As she lay with her eyes closed she searched for a foothold in the confusion of all that had happened since her arrival. She was being held in a refugee camp in southern Spain, lucky to be one of the few survivors from that mouldering ship from Africa. She could still remember the air of expectation aboard. Freedom has a scent, she thought, which only grew more overpowering as land approached. Freedom, security, these were what they wanted. A life where fear, hunger, and hopelessness were not the only reality.
It had been a cargo-hold of hope, she thought; although it was perhaps more correct to call it a cargo-hold of illusions. Everyone who had been waiting on the Moroccan beach that night and who had placed their lives in the hands of the ruthless human smugglers had been ferried over to the waiting ship. Sailors who were little more than shadows had forced them down into the cargo area, as if they were modern-day slaves.
But there had been no iron chains around their ankles. What had ensnared them were their dreams, their desperation, all the fear that had driven them to break up from various hells-on-earth in order to make their way to freedom. They had been so close to their goal when the ship hit a reef and the Greek sailors had left in lifeboats, leaving the people in the cargo hold to save themselves.
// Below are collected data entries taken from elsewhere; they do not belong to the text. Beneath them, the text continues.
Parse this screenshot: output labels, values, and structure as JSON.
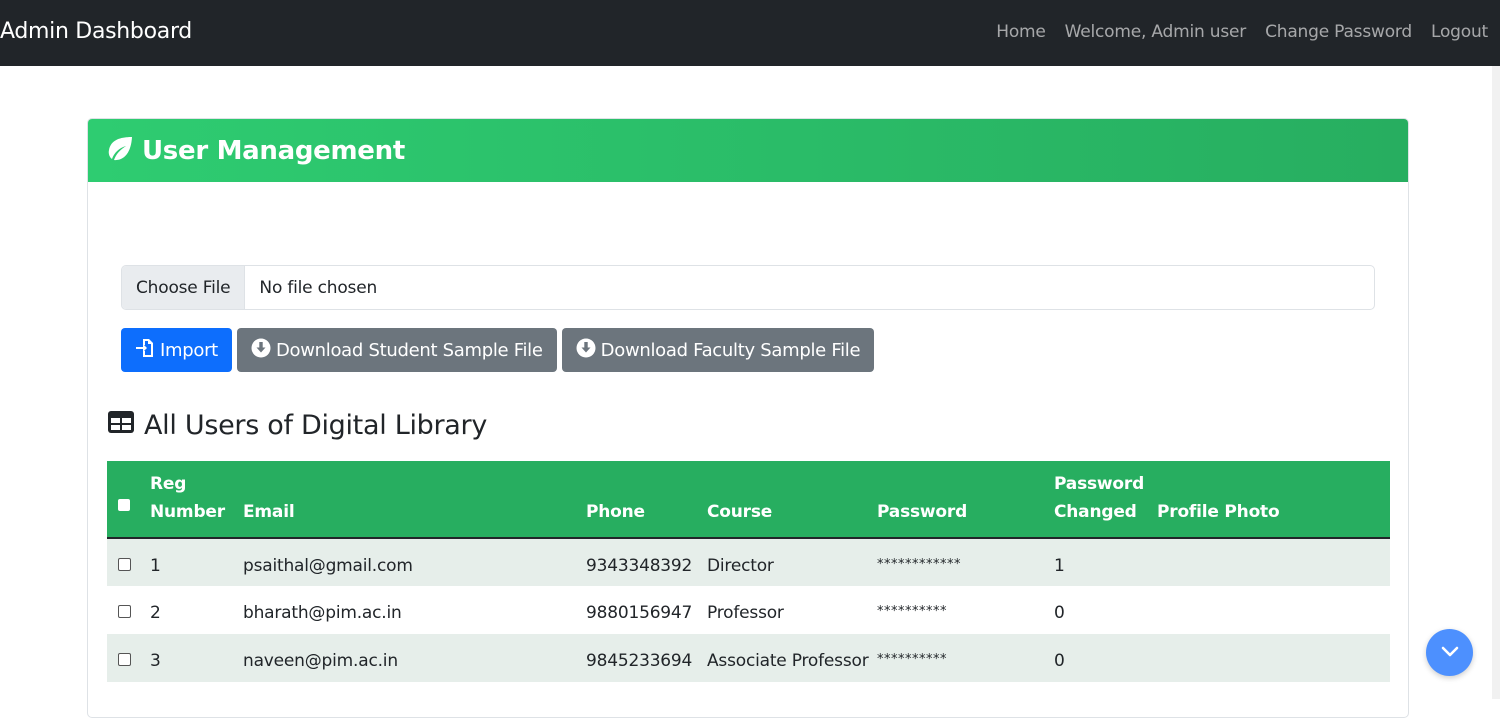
{
  "navbar": {
    "brand": "Admin Dashboard",
    "links": [
      "Home",
      "Welcome, Admin user",
      "Change Password",
      "Logout"
    ]
  },
  "card": {
    "title": "User Management",
    "title_icon": "leaf-icon"
  },
  "file_input": {
    "button_label": "Choose File",
    "status": "No file chosen"
  },
  "buttons": {
    "import": "Import",
    "download_student": "Download Student Sample File",
    "download_faculty": "Download Faculty Sample File"
  },
  "section": {
    "title": "All Users of Digital Library",
    "icon": "table-icon"
  },
  "table": {
    "headers": {
      "reg_line1": "Reg",
      "reg_line2": "Number",
      "email": "Email",
      "phone": "Phone",
      "course": "Course",
      "password": "Password",
      "pw_changed_line1": "Password",
      "pw_changed_line2": "Changed",
      "profile_photo": "Profile Photo"
    },
    "rows": [
      {
        "reg": "1",
        "email": "psaithal@gmail.com",
        "phone": "9343348392",
        "course": "Director",
        "password": "************",
        "changed": "1",
        "photo": ""
      },
      {
        "reg": "2",
        "email": "bharath@pim.ac.in",
        "phone": "9880156947",
        "course": "Professor",
        "password": "**********",
        "changed": "0",
        "photo": ""
      },
      {
        "reg": "3",
        "email": "naveen@pim.ac.in",
        "phone": "9845233694",
        "course": "Associate Professor",
        "password": "**********",
        "changed": "0",
        "photo": ""
      }
    ]
  },
  "colors": {
    "navbar_bg": "#212529",
    "header_green": "#27ae60",
    "primary": "#0d6efd",
    "secondary": "#6c757d",
    "fab": "#4d90fe"
  },
  "fab_icon": "chevron-down-icon"
}
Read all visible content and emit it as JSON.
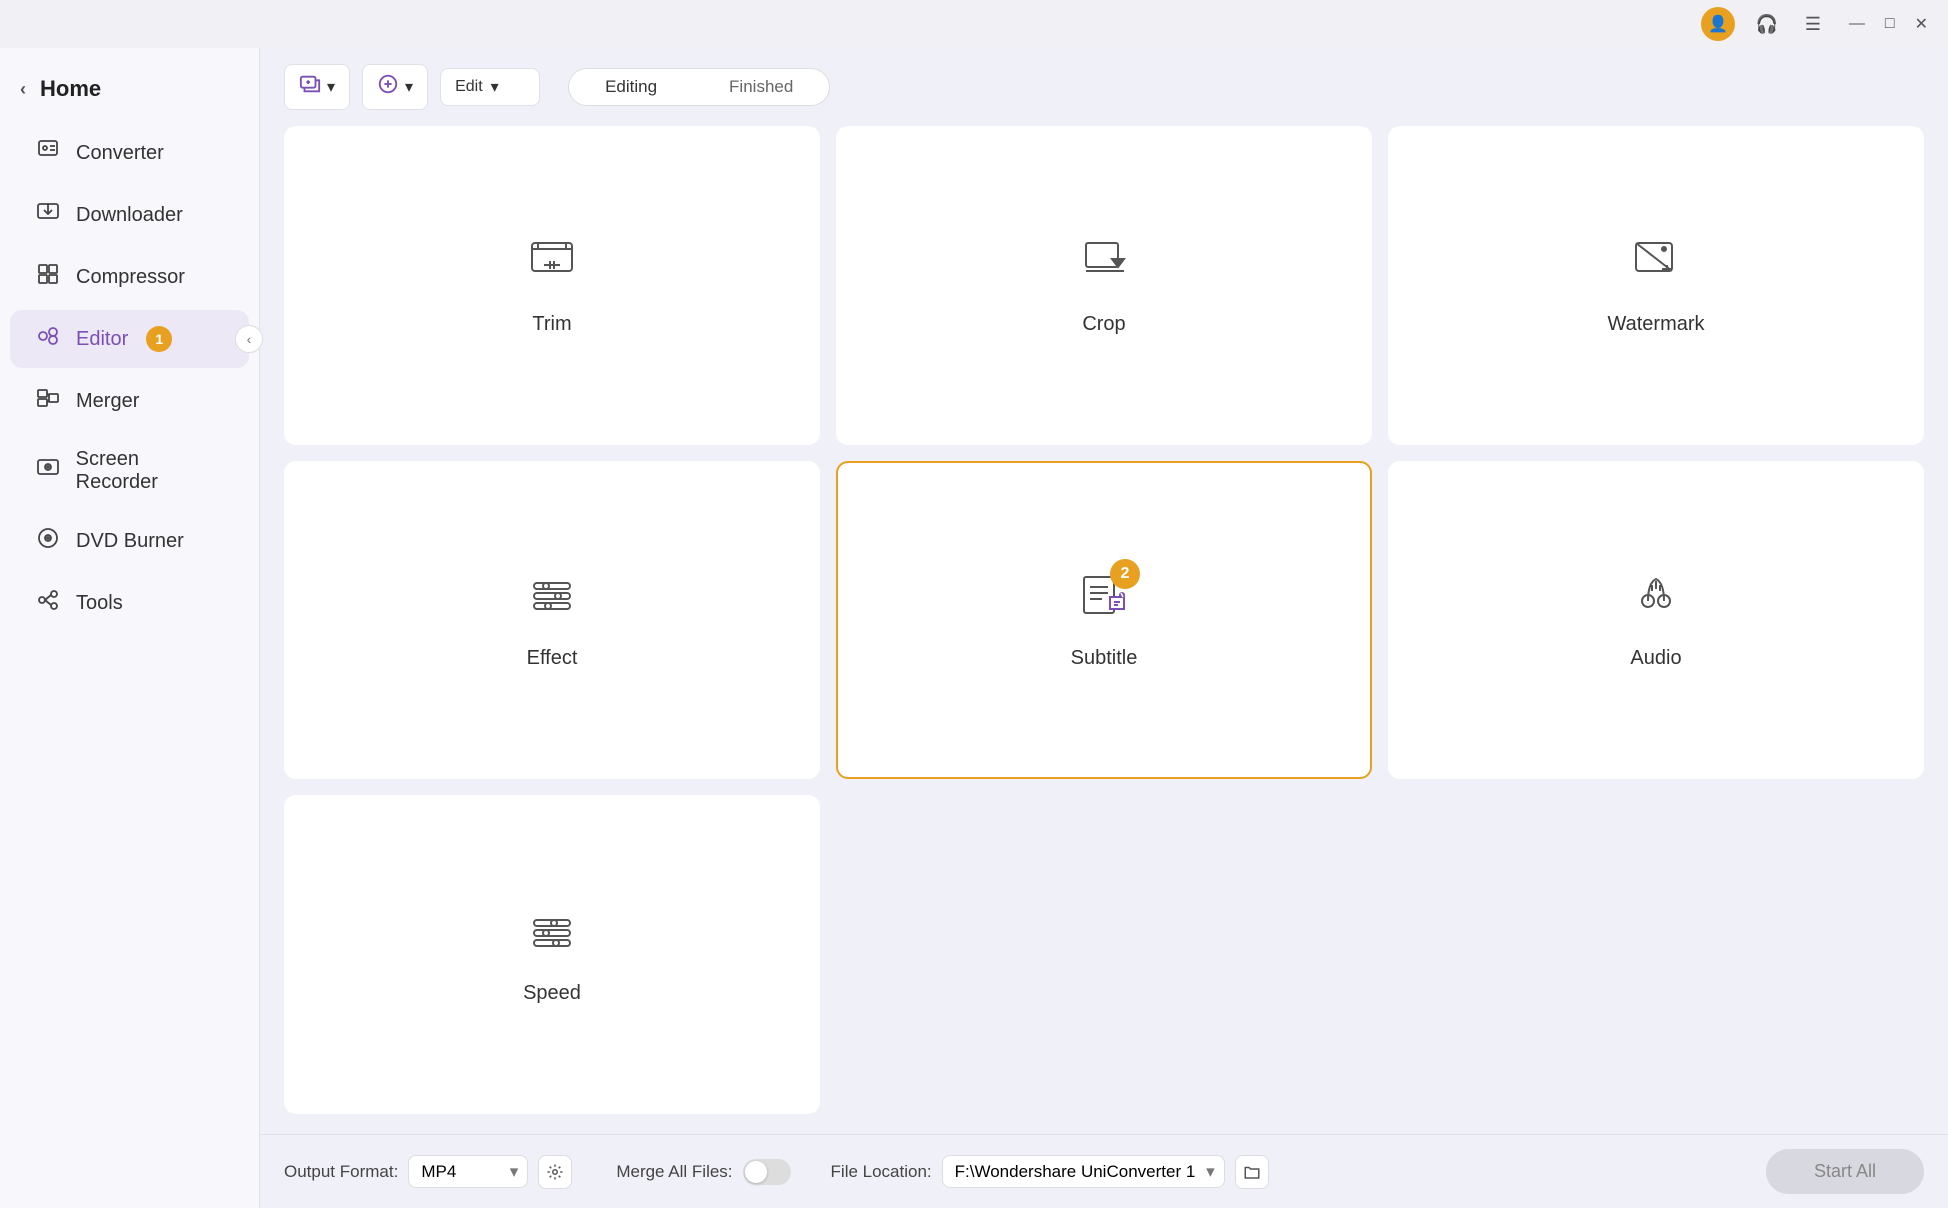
{
  "titlebar": {
    "avatar_icon": "👤",
    "notification_icon": "🎧",
    "menu_icon": "☰",
    "minimize_icon": "—",
    "maximize_icon": "□",
    "close_icon": "✕"
  },
  "sidebar": {
    "home_label": "Home",
    "collapse_icon": "‹",
    "items": [
      {
        "id": "converter",
        "label": "Converter",
        "icon": "⊙",
        "active": false,
        "badge": null
      },
      {
        "id": "downloader",
        "label": "Downloader",
        "icon": "⬇",
        "active": false,
        "badge": null
      },
      {
        "id": "compressor",
        "label": "Compressor",
        "icon": "⊞",
        "active": false,
        "badge": null
      },
      {
        "id": "editor",
        "label": "Editor",
        "icon": "✦",
        "active": true,
        "badge": "1"
      },
      {
        "id": "merger",
        "label": "Merger",
        "icon": "⧉",
        "active": false,
        "badge": null
      },
      {
        "id": "screen-recorder",
        "label": "Screen Recorder",
        "icon": "⊙",
        "active": false,
        "badge": null
      },
      {
        "id": "dvd-burner",
        "label": "DVD Burner",
        "icon": "⊙",
        "active": false,
        "badge": null
      },
      {
        "id": "tools",
        "label": "Tools",
        "icon": "⚙",
        "active": false,
        "badge": null
      }
    ]
  },
  "toolbar": {
    "add_file_btn": "Add File",
    "add_more_btn": "Add More",
    "edit_dropdown": "Edit",
    "tabs": [
      {
        "id": "editing",
        "label": "Editing",
        "active": true
      },
      {
        "id": "finished",
        "label": "Finished",
        "active": false
      }
    ]
  },
  "editor_cards": [
    {
      "id": "trim",
      "label": "Trim",
      "selected": false,
      "badge": null
    },
    {
      "id": "crop",
      "label": "Crop",
      "selected": false,
      "badge": null
    },
    {
      "id": "watermark",
      "label": "Watermark",
      "selected": false,
      "badge": null
    },
    {
      "id": "effect",
      "label": "Effect",
      "selected": false,
      "badge": null
    },
    {
      "id": "subtitle",
      "label": "Subtitle",
      "selected": true,
      "badge": "2"
    },
    {
      "id": "audio",
      "label": "Audio",
      "selected": false,
      "badge": null
    },
    {
      "id": "speed",
      "label": "Speed",
      "selected": false,
      "badge": null
    }
  ],
  "bottombar": {
    "output_format_label": "Output Format:",
    "output_format_value": "MP4",
    "merge_all_label": "Merge All Files:",
    "file_location_label": "File Location:",
    "file_location_value": "F:\\Wondershare UniConverter 1",
    "start_all_btn": "Start All"
  }
}
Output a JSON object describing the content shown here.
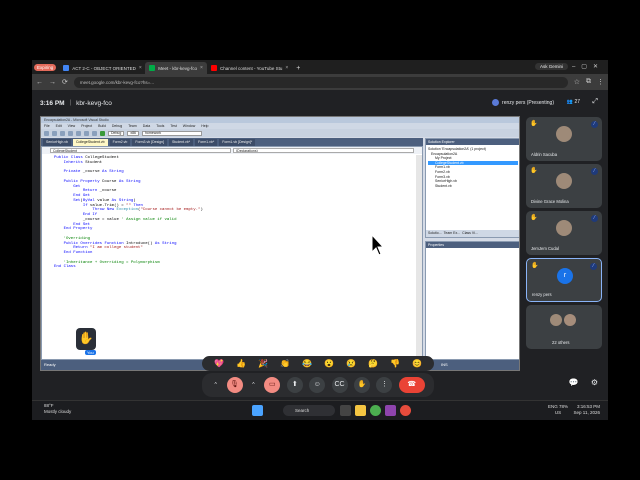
{
  "browser": {
    "tabs": [
      {
        "label": "ACT 2-C - OBJECT ORIENTED",
        "icon": "gdocs-icon",
        "color": "#4285f4",
        "active": false
      },
      {
        "label": "Meet - kbr-kevg-fco",
        "icon": "meet-icon",
        "color": "#00ac47",
        "active": true
      },
      {
        "label": "Channel content - YouTube Stu",
        "icon": "youtube-icon",
        "color": "#ff0000",
        "active": false
      }
    ],
    "expiring_pill": "Expiring",
    "ask_gemini": "Ask Gemini",
    "url": "meet.google.com/kbr-kevg-fco?hs=...",
    "tab_close": "×"
  },
  "meet": {
    "time": "3:16 PM",
    "separator": "|",
    "code": "kbr-kevg-fco",
    "presenter": "renzy pers (Presenting)",
    "participant_count": "27",
    "participants": [
      {
        "name": "Aldrin Sacuba",
        "hand": true,
        "muted": true
      },
      {
        "name": "Divine Grace Molina",
        "hand": true,
        "muted": true
      },
      {
        "name": "JemJem Cudal",
        "hand": true,
        "muted": true
      },
      {
        "name": "renzy pers",
        "initial": "r",
        "hand": true,
        "muted": true
      },
      {
        "name": "22 others",
        "hand": false,
        "muted": false
      }
    ],
    "you_label": "You",
    "reactions": [
      "💖",
      "👍",
      "🎉",
      "👏",
      "😂",
      "😮",
      "😢",
      "🤔",
      "👎",
      "😊"
    ]
  },
  "vs": {
    "title": "Encapsulation2A - Microsoft Visual Studio",
    "menu": [
      "File",
      "Edit",
      "View",
      "Project",
      "Build",
      "Debug",
      "Team",
      "Data",
      "Tools",
      "Test",
      "Window",
      "Help"
    ],
    "toolbar_selects": [
      "Debug",
      "x86",
      "homework"
    ],
    "doc_tabs": [
      "SeniorHigh.vb",
      "CollegeStudent.vb",
      "Form2.vb",
      "Form3.vb [Design]",
      "Student.vb*",
      "Form1.vb*",
      "Form1.vb [Design]*"
    ],
    "dropdowns": [
      "CollegeStudent",
      "(Declarations)"
    ],
    "code_lines": [
      "Public Class CollegeStudent",
      "    Inherits Student",
      "",
      "    Private _course As String",
      "",
      "    Public Property Course As String",
      "        Get",
      "            Return _course",
      "        End Get",
      "        Set(ByVal value As String)",
      "            If value.Trim() = \"\" Then",
      "                Throw New Exception(\"Course cannot be empty.\")",
      "            End If",
      "            _course = value ' Assign value if valid",
      "        End Set",
      "    End Property",
      "",
      "    'Overriding",
      "    Public Overrides Function Introduce() As String",
      "        Return \"I am college student\"",
      "    End Function",
      "",
      "    'Inheritance + Overriding = Polymorphism",
      "End Class"
    ],
    "solution_title": "Solution Explorer",
    "solution_items": [
      "Solution 'Encapsulation2A' (1 project)",
      "Encapsulation2A",
      "My Project",
      "CollegeStudent.vb",
      "Form1.vb",
      "Form2.vb",
      "Form3.vb",
      "SeniorHigh.vb",
      "Student.vb"
    ],
    "solution_tabs": [
      "Solutio...",
      "Team Ex...",
      "Class Vi..."
    ],
    "properties_title": "Properties",
    "status_ready": "Ready",
    "status_line": "Ln 3",
    "status_ins": "INS"
  },
  "controls": [
    "more-icon",
    "mic-off-icon",
    "more-icon",
    "camera-off-icon",
    "present-icon",
    "emoji-icon",
    "captions-icon",
    "raise-hand-icon",
    "more-vert-icon",
    "hang-up-icon"
  ],
  "taskbar": {
    "temp": "88°F",
    "weather": "Mostly cloudy",
    "search": "Search",
    "lang": "ENG",
    "region": "US",
    "battery": "78%",
    "time": "3:16:53 PM",
    "date": "Sep 11, 2026"
  }
}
Europe let us down before we even arrived, she thought. I will never forget that, whatever happens to me in the future. She didn’t know how many people had drowned, nor would she ever find out. The cries for help still pulsated like a pain in her head. At first she had been surrounded by these cries, then one by one they had fallen silent. When she hit land she had praised her luck. She had survived; she had arrived. But for what? She had quickly tried to forget her dreams. Nothing had turned out as she had imagined.
A harsh spotlight had picked her out as she lay on the cold and wet Spanish beach. The dogs had run up to her and then the soldiers surrounded her with their shiny weapons. She had survived. But that was all. Afterwards she had been placed in the refugee camp with its barracks and tents, leaky showers and dirty toilets. On the other side of the wire fence she could see the ocean that had released her, but nothing else, none of the future she had imagined.
The people in the refugee camp, so varied in their language, dress and terrible experiences — imparted through a look or sometimes words — had only this in common: nothing to look forward to. Some had been there for many years. No country was willing to admit them and all of their energies were devoted to avoiding being sent back. One day, as she had been waiting in line for her daily rations, she spoke with a young man from Iran — or was it Iraq? It was often hard to know where people came from since they invariably lied about it in the hope that it would make their applications for asylum more attractive. He said that the camp was simply a large death chamber, a holding place where the clock ticked on relentlessly towards death. She had immediately understood what he meant but tried to ignore the thought.